Apologies if this has been asked before (sure it has been) - Looking at configuring an MX84 at a branch site which will then VPN back to a central location that has Cisco FTD NG firewalls (lets just say they are ASA's for simplicity just now).
I need to check about what options I have for configuring Internet Access breakout for users behind the Meraki.
Can I back-haul all internet access over the tunnel to the head office Cisco FTD's (I know about the "exit hub" setting in the dashboard - but its not a Meraki at the head office - so I just wanted to be sure this is possible).
Thanks in advance....
I understand this shall not be a challenge.
Kindly check the following Url.
Following section is an excerpt from the above Url
You can create Site-to-site VPN tunnels between the MX appliance and a Non-Meraki VPN endpoint device under the Non-Meraki VPN peers section on the Security & SD-WAN > Configure > Site-to-site VPN page.

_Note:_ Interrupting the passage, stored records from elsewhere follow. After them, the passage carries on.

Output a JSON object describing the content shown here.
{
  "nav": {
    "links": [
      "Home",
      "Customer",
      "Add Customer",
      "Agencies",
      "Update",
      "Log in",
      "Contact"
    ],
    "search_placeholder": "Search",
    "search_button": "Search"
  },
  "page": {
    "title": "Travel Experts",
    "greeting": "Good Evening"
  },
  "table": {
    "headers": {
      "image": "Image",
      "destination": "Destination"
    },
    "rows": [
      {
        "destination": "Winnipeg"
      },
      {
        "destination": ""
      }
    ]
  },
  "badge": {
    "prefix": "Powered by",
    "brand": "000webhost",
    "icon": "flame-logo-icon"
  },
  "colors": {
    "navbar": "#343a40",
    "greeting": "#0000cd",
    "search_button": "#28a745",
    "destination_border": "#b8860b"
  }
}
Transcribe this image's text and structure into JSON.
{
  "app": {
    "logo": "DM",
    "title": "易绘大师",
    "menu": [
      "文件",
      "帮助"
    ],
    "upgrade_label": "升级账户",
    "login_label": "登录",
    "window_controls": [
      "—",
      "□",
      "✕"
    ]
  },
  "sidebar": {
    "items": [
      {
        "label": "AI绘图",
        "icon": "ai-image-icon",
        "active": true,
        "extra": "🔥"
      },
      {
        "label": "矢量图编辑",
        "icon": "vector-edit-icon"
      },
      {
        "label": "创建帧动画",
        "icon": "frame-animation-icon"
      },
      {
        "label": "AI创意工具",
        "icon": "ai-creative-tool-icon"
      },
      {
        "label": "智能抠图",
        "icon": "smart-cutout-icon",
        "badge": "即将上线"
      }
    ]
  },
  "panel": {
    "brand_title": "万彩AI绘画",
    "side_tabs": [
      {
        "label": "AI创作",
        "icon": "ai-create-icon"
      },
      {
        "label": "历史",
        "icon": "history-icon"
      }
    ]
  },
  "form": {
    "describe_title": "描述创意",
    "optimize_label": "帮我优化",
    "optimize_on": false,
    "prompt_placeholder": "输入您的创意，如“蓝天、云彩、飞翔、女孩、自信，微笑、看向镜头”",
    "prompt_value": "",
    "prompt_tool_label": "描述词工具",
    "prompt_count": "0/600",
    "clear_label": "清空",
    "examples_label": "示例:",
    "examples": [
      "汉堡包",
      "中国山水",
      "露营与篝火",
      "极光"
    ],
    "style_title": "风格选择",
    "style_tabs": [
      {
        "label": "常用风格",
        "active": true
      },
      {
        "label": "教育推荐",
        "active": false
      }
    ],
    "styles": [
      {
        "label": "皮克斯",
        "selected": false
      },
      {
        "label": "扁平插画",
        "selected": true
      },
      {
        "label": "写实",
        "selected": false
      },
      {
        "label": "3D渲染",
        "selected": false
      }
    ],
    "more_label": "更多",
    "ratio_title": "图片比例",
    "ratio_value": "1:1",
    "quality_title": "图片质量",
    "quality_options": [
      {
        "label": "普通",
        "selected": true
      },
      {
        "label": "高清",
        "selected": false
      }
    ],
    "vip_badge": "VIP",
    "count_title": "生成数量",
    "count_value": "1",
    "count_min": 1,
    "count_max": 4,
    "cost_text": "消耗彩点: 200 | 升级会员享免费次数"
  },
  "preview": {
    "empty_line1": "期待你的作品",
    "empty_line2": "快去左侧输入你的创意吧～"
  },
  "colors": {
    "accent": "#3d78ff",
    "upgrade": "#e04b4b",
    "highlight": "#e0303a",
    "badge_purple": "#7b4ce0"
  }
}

Simply click "Add a peer" and enter the following information:
Note that if an MX is configured with a default route (0.0.0.0/0) to a Non-Meraki VPN peer, traffic will not fail over to the WAN, even if the connection goes down.
Thanks for the speedy response - kind of exactly what I thought, so thats good.
Next quick question to throw in a little complication....
The branch site we are looking at putting in the Meraki to...they just have a single static public IP address.
Their current setup uses a Zyxel USG310 box which we are looking to replace with the Meraki, on this Zyxel they have configured several NAT (well...PAT) rules to various internal servers on the LAN.
If we replace this Zyxel with the Meraki and stand up the VPN as previously mentioned (backhauling all internet access), would we still be able to apply the PAT rules or would they be over-ridden by the 0.0.0.0/0 route?
I am not sure as have not tested but considering the MX routing behaviour I believe NAT/PAT shall be over-ridden by the VPN Default route.
Each type of route configured on the MX has a specific priority in comparison with other types of routes. The priority is as follows:
However may be we shall wait for inputs from other community members.
I think this will make the configuration considerably complex.
I would install a second MX next to your FTD box, and use Meraki's AutoVPN to build a full tunnel VPN between them. The MX next to your FTD could then run all its traffic through the FTD.
In fact, you could run that MX in VPN concentrator mode to make your life simpler.